Note that I am using the notation $\bold{x} = x_1\hat{i} + x_2\hat{j}$

7. Dec 6, 2008

### transgalactic

i want to build the equations of work
from point B to D of my diagram

the equation that i was given as solution are odd
i cant follow their logic on the diagram ??

8. Dec 6, 2008

### Staff: Mentor

But you haven't told us why you can't follow the logic or what you think the answer should be.

If I assume, like Hoot did, that the force F is constant and in the +x direction, then I disagree with the answer. Note that under this assumption no integration is needed to get the answer. (But it makes a good exercise.)

9. Dec 6, 2008

### transgalactic

i cant understand how they use angle theta
??

10. Dec 6, 2008

### Staff: Mentor

First things first: Is it true that the force is constant and directed toward +x?

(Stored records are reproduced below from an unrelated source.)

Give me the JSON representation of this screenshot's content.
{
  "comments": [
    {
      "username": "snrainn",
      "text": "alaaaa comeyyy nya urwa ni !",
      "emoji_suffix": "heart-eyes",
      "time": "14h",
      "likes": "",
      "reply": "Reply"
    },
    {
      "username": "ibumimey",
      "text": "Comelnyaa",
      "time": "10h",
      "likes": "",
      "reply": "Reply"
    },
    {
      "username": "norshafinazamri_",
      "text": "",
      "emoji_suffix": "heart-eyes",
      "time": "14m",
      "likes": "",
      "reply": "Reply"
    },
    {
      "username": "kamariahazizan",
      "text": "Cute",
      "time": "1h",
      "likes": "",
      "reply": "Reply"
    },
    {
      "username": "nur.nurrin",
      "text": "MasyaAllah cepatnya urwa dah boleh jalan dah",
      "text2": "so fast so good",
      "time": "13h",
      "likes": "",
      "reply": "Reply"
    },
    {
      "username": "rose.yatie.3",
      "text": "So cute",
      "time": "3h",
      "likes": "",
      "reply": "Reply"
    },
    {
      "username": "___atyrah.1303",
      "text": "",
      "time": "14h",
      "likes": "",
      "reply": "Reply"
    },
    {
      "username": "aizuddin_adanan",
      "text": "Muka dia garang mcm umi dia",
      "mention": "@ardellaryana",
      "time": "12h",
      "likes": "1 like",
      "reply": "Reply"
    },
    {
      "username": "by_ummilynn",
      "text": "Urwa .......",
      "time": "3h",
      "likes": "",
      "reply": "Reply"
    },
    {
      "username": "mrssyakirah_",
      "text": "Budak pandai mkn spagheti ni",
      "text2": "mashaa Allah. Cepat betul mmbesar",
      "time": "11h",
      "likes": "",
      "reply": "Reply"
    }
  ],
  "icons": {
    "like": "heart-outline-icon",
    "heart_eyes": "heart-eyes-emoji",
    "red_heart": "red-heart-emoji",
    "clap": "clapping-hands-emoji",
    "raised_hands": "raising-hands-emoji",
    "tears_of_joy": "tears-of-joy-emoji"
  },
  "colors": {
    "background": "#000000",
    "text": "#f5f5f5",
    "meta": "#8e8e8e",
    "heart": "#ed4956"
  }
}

In finding the work done, you must take the component of the force in the direction of the displacement (or vice versa). That involves the angle theta.

11. Dec 6, 2008

### transgalactic

the force is constant

i need to build an integral of force with small displacement
the displacement cannot be an angle

its suppose to be a small distance
??

12. Dec 6, 2008

### Staff: Mentor

Assuming that curved section is part of a circle, a small displacement (ds) can be written in terms of a small angle (dθ) via ds = Rdθ.

13. Dec 6, 2008

### transgalactic

Rsinθ can meen a distance
but Rdθ is radius times angle
that is not a small distance
??

14. Dec 6, 2008

### Staff: Mentor

When the angle is measured in radians, Rθ is an arc length. When θ is small, as in dθ, the length (Rdθ) is small. (Review the concept of radian and arc length.)

15. Dec 6, 2008

### transgalactic

so Rθ=Rsinθ
??

16. Dec 6, 2008

### Staff: Mentor

No. (That would imply that θ=sinθ, which is not true in general.)

17. Dec 14, 2008

### transgalactic

can you recommend a manual for that kind of questions
explaining the integral thing with the use of angles

for me an integral is a way to calculate an area
i cant link it to work
even more if they use angles
??

18. Dec 15, 2008

### turin

Have you taken multivariable calculus? You should find this stuff in a calculus text. BTW, the work integral can be thought of as an area, but you have to imagine that it is out of the page. It is sort of like the area of a ribbon that you are looking edge on, so it can curve along the path and all you see is a line. (But this analogy only works in 2 dimensions.) Check the Wikipedia article on "line integral". Wikipedia even has the work integral as the prototypical example in the introduction.